Le 8 octobre 1948, Rudolf Schenk retrouvait les siens et son village après trois ans d’absence. Il avait quitté la famille de Clerq en promettant de revenir. Mais les temps étaient difficiles, tout était à reconstruire. Les contacts avec la France se limitaient à d’occasionnels échanges de lettres.
Au décès de M. de Clerq en 1954, il ne lui fut pas possible de se rendre à Dampierre. Ce ne fut qu’en mai 1957 qu’il revint en France.

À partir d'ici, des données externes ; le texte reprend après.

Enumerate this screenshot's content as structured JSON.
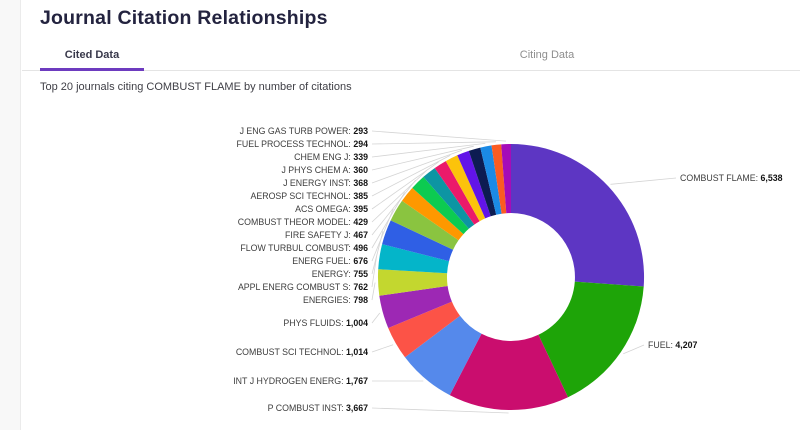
{
  "header": {
    "title": "Journal Citation Relationships"
  },
  "tabs": [
    {
      "label": "Cited Data",
      "active": true
    },
    {
      "label": "Citing Data",
      "active": false
    }
  ],
  "subtitle": "Top 20 journals citing COMBUST FLAME by number of citations",
  "accent_color": "#6d3bbf",
  "chart_data": {
    "type": "pie",
    "subtype": "donut",
    "title": "Top 20 journals citing COMBUST FLAME by number of citations",
    "unit": "citations",
    "start_angle_deg": 0,
    "direction": "clockwise",
    "total": 25014,
    "slices": [
      {
        "name": "COMBUST FLAME",
        "value": 6538,
        "display": "6,538",
        "color": "#5d36c3"
      },
      {
        "name": "FUEL",
        "value": 4207,
        "display": "4,207",
        "color": "#1ea408"
      },
      {
        "name": "P COMBUST INST",
        "value": 3667,
        "display": "3,667",
        "color": "#ca0d6e"
      },
      {
        "name": "INT J HYDROGEN ENERG",
        "value": 1767,
        "display": "1,767",
        "color": "#5589eb"
      },
      {
        "name": "COMBUST SCI TECHNOL",
        "value": 1014,
        "display": "1,014",
        "color": "#fc5347"
      },
      {
        "name": "PHYS FLUIDS",
        "value": 1004,
        "display": "1,004",
        "color": "#9d28b4"
      },
      {
        "name": "ENERGIES",
        "value": 798,
        "display": "798",
        "color": "#c3d72f"
      },
      {
        "name": "APPL ENERG COMBUST S",
        "value": 762,
        "display": "762",
        "color": "#04b5c9"
      },
      {
        "name": "ENERGY",
        "value": 755,
        "display": "755",
        "color": "#2f5fe5"
      },
      {
        "name": "ENERG FUEL",
        "value": 676,
        "display": "676",
        "color": "#8ac440"
      },
      {
        "name": "FLOW TURBUL COMBUST",
        "value": 496,
        "display": "496",
        "color": "#fe9800"
      },
      {
        "name": "FIRE SAFETY J",
        "value": 467,
        "display": "467",
        "color": "#0ccb51"
      },
      {
        "name": "COMBUST THEOR MODEL",
        "value": 429,
        "display": "429",
        "color": "#0d95a3"
      },
      {
        "name": "ACS OMEGA",
        "value": 395,
        "display": "395",
        "color": "#eb1a6a"
      },
      {
        "name": "AEROSP SCI TECHNOL",
        "value": 385,
        "display": "385",
        "color": "#fcc30b"
      },
      {
        "name": "J ENERGY INST",
        "value": 368,
        "display": "368",
        "color": "#6214e8"
      },
      {
        "name": "J PHYS CHEM A",
        "value": 360,
        "display": "360",
        "color": "#0d1c52"
      },
      {
        "name": "CHEM ENG J",
        "value": 339,
        "display": "339",
        "color": "#1b8ae5"
      },
      {
        "name": "FUEL PROCESS TECHNOL",
        "value": 294,
        "display": "294",
        "color": "#fb5c22"
      },
      {
        "name": "J ENG GAS TURB POWER",
        "value": 293,
        "display": "293",
        "color": "#a50cb8"
      }
    ]
  }
}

Neuf ans s’étaient écoulés depuis son départ ! Les enfants avaient bien grandi et il ne connaissait pas Jacqueline, la petite dernière. L’accueil fut chaleureux.
Mme de Clerc mourut à son tour et Rudolf eut à cœur de garder des liens et de soutenir cette famille bien éprouvée. En 1960, les enfants de Clerc lui rendirent visite, puis il revint à Dampierre deux ans plus tard, puis encore en 1964 avec sa femme et ses enfants.

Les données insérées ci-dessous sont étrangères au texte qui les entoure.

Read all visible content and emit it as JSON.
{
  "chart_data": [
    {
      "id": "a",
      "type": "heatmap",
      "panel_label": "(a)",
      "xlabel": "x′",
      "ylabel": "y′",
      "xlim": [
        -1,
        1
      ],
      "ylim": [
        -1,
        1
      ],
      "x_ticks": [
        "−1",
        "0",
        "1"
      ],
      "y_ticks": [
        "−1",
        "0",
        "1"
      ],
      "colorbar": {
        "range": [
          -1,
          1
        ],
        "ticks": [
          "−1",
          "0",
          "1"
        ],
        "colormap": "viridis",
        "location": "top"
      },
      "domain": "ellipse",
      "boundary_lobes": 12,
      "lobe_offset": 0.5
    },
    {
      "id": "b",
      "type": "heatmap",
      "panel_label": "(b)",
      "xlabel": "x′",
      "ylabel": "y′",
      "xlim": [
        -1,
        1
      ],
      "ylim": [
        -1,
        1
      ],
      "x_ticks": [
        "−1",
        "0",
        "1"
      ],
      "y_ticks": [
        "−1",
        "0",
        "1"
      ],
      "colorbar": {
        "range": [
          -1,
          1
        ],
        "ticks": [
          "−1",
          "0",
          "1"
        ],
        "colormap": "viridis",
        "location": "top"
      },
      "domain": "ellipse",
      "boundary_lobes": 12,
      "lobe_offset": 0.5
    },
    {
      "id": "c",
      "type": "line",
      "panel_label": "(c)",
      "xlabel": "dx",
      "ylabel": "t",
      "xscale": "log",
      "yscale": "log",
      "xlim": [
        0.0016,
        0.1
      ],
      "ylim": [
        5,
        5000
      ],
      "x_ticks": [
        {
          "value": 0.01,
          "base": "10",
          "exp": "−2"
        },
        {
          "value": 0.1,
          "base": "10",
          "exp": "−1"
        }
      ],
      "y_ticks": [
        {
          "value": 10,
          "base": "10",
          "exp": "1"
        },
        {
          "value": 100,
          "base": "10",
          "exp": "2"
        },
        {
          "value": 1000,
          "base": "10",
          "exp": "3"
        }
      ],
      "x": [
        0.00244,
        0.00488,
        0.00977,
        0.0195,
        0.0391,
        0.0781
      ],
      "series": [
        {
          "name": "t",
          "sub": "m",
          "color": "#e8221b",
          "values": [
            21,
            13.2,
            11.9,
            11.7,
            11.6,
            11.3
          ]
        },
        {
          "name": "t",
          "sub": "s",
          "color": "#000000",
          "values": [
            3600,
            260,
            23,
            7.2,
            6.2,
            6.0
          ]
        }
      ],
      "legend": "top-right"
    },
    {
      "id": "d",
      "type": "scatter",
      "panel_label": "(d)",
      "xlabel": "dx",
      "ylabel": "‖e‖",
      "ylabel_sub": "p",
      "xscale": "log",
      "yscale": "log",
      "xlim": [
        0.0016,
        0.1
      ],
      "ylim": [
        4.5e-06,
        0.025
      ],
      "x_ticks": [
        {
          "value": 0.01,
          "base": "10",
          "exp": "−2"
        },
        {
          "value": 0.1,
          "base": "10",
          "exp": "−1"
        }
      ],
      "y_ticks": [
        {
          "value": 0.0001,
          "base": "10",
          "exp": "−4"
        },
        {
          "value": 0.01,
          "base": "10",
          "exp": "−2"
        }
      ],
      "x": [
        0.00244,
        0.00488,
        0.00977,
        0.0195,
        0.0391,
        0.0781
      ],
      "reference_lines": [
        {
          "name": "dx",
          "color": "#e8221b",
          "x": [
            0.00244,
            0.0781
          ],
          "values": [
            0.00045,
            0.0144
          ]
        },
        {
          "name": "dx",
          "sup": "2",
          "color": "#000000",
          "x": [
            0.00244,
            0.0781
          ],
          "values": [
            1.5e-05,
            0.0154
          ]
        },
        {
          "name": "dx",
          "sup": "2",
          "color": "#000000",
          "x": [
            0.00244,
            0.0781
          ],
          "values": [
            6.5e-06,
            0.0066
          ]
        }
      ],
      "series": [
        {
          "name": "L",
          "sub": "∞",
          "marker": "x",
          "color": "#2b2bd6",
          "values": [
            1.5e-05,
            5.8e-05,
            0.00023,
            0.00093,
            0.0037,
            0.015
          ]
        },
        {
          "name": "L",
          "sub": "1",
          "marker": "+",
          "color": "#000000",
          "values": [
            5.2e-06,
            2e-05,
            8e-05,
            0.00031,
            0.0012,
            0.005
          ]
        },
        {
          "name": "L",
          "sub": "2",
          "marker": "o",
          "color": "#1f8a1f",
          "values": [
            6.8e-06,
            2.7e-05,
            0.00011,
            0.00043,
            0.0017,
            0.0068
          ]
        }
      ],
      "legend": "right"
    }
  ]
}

Les années suivantes, les visites se poursuivirent ce qui permit d’approfondir encore notre amitié. Les trois enfants allemands passaient une partie de leurs grandes vacances à Dampierre ce qui leur permettait de parfaire leur français.
Rudolf était président de la chorale de Lutzerath. Il parlait souvent de ses amis champenois. Le premier voyage en groupe fut donc organisé. Beaucoup de choristes n’étaient jamais venus en France. Ils furent reçus chaleureusement. Une invitation du maire de Givry fut faite à la chorale pour le mois de mai 1975, puis ce fut des échanges entre les clubs sportifs, les pompiers.
Le grand jour du jumelage, le 20 juin 1981 arriva. Cent-vingt personnes de Givry et des environs firent le déplacement dont le maire François Lefort et le conseiller général André Boivin. Ce fut une belle fête dont Rudolf était très fier. Tous ses efforts pour transformer l’hostilité en amitié étaient couronnés de succès. « Si on se connaît, disait-il, on apprend à s’estimer et à se respecter ».
Au mois de juin 1982, ce sont les Allemands qui se déplacèrent. Les jeunes de Givry avaient organisé des jeux sans frontières avec une piscine faite d’une grande bâche retenue par des balles de paille. En 1986, Rudy a été élevé au rang de citoyen d’honneur de Givry.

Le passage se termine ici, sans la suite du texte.